Belki de Alvin amcanın geçen yüzyılda söyledikleri kimilerine “komplo teorisi” gibi gelmiştir. Ancak tam da onun dediği gibi gelişti ve ben üçüncü on yıllık dilime girdiğimde pazarlamadaki sorumluluğumun sonuna gelmiştim. Artık Taner kızsa da ormana bakmıyordum. İnsanlara döndüm ve SSTC öğretilerini MAS kavramıyla bütünleştirmeye çalıştım. Başarının hazzını yaşamak için o yıl Rio’daydık ve sevgili Tufan’ın objektifinden son fotoğraf Rio’da sabah yürüyüşümü gösteriyordu. Ana mesajım ise içe dönüktü ve “More And Smarter /Daha Çok ve Daha Akıllı Eylemler” için SSTC nin üçüncü adımı olan “Liderlik ve Koçluk Becerileri” ni geliştirerek sırada öne geçmeyi kolaylaştırmaya çalışıyordum. Bu dilimin ikinci yılında Aker’in önderliğinde Çanakkale ve Antalya’da süren “Kolaylaştırıcı Koçluk” öğrenme beraberlikleri aslında SSTC nin bir uygulamasıydı ve bunu alnalar daha sonra İsviçre’de GROW Modelini daha bir içlerine sindiriyorlardı. Ve geldik bugünlere…

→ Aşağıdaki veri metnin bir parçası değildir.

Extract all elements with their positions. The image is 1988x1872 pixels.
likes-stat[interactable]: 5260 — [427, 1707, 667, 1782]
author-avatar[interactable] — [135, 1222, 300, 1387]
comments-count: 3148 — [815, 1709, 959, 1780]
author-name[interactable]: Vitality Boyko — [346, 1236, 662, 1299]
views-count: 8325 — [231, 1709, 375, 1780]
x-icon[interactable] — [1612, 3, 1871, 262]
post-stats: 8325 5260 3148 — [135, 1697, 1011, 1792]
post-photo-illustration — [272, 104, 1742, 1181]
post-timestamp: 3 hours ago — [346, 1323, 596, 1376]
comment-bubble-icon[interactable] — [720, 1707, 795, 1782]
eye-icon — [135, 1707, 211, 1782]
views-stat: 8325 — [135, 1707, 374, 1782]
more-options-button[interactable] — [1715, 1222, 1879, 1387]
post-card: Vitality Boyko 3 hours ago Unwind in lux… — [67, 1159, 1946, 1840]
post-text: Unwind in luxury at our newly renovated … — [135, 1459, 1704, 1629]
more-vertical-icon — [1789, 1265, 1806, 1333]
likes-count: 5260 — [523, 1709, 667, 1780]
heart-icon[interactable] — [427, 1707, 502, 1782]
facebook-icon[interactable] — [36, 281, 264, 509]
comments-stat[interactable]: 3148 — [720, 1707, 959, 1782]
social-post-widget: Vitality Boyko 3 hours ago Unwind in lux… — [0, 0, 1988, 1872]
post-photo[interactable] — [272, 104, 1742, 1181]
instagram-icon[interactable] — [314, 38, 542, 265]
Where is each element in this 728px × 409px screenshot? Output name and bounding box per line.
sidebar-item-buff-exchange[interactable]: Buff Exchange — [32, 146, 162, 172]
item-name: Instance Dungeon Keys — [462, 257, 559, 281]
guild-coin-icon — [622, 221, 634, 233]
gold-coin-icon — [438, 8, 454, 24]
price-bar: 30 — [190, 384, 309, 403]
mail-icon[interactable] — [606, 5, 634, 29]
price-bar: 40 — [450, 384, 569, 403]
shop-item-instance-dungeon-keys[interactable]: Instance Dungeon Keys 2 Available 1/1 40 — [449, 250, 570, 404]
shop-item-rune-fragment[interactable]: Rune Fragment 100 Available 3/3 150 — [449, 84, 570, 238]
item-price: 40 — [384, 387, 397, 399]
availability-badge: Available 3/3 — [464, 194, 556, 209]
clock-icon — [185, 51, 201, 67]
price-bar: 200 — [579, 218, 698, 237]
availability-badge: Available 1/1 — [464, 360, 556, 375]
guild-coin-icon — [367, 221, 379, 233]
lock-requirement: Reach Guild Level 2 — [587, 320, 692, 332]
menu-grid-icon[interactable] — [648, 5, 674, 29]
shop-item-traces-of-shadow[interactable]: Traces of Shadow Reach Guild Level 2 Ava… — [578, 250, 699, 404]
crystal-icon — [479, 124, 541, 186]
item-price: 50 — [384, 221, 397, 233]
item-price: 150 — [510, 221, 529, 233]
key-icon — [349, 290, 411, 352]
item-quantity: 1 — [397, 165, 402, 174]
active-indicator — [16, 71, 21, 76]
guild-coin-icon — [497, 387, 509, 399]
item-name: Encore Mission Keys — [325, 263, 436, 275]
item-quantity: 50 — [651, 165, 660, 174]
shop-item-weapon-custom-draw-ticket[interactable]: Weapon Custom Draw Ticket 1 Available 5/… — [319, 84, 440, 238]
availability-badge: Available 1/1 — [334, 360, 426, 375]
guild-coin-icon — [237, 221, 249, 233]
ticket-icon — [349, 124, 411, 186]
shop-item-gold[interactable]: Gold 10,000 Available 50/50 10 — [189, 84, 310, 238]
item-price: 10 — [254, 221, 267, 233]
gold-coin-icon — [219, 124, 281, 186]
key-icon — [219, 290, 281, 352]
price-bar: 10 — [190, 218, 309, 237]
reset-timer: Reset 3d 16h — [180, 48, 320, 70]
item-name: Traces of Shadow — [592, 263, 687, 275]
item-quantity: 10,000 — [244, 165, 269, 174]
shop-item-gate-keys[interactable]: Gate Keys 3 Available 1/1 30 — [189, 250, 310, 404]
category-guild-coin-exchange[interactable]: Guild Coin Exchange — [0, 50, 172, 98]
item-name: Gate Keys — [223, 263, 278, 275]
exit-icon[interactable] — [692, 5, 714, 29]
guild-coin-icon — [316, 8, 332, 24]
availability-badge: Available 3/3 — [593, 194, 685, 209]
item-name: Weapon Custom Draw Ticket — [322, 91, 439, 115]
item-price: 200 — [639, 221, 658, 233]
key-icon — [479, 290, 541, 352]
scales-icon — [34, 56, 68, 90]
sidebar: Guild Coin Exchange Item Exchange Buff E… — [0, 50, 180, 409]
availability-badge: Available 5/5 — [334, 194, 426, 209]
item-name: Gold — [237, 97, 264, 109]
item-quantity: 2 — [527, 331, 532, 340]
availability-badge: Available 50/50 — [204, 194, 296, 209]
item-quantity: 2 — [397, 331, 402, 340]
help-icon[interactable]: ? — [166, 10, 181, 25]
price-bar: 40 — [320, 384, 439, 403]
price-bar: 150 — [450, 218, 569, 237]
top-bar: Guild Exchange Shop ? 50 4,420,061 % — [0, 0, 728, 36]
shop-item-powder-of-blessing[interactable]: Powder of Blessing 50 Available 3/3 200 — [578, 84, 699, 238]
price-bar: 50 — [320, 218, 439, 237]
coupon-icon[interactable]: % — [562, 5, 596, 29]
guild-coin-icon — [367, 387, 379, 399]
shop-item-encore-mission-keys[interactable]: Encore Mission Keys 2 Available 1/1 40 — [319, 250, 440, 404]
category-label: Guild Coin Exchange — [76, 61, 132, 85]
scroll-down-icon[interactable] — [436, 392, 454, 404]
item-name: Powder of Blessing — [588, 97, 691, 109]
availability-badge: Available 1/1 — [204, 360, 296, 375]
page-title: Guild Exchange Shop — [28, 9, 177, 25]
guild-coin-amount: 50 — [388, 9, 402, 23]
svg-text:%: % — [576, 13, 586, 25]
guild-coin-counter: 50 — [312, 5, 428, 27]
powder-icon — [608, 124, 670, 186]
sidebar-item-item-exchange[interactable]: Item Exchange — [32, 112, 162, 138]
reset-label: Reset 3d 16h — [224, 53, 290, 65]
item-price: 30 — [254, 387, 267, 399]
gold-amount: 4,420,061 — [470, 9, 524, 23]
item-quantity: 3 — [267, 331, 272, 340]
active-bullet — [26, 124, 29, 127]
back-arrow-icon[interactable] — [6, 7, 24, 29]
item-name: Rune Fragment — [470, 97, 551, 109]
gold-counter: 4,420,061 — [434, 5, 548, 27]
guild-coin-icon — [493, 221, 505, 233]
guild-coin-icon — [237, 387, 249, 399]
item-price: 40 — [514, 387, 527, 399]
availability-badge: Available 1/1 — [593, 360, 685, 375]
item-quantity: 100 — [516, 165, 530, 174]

Çeşme’de hava sıcak. Rüzgar yok. Günübirlikçilerle deniz kalabalık. Çoğu insan onlara kızsa da ben onları seviyorum. Benim hergün, onların sadece haftada birgün deniz sefaları oluyor. Diğerleri gibi “çevreyi kirletiyorlar” diye şikayet etmektense sabahları Hasan gibi ben de birkaç boş bira kutusu, nylon torba toplayarak yürüyüşümden ek fayda türetmeye çalışiyorum. Böylece ruhuma bir ferahlık geliyor. Tıpkı geçen yıl Eylül ayında Syngenta Tohum’un ikinci grubuyla Çanakkale’de çıktığımız SSTC Öğrenme Yolculuğunun akşam üzerinde boğaz kenarındaki yürüyüşümde çevre temizliği bedeli olarak üç lirayla ödüllendirişim gibi… Artık çatıdan insem iyi olacak.

Yolunuz hep Çeşme yazları gibi aydınlık olsun.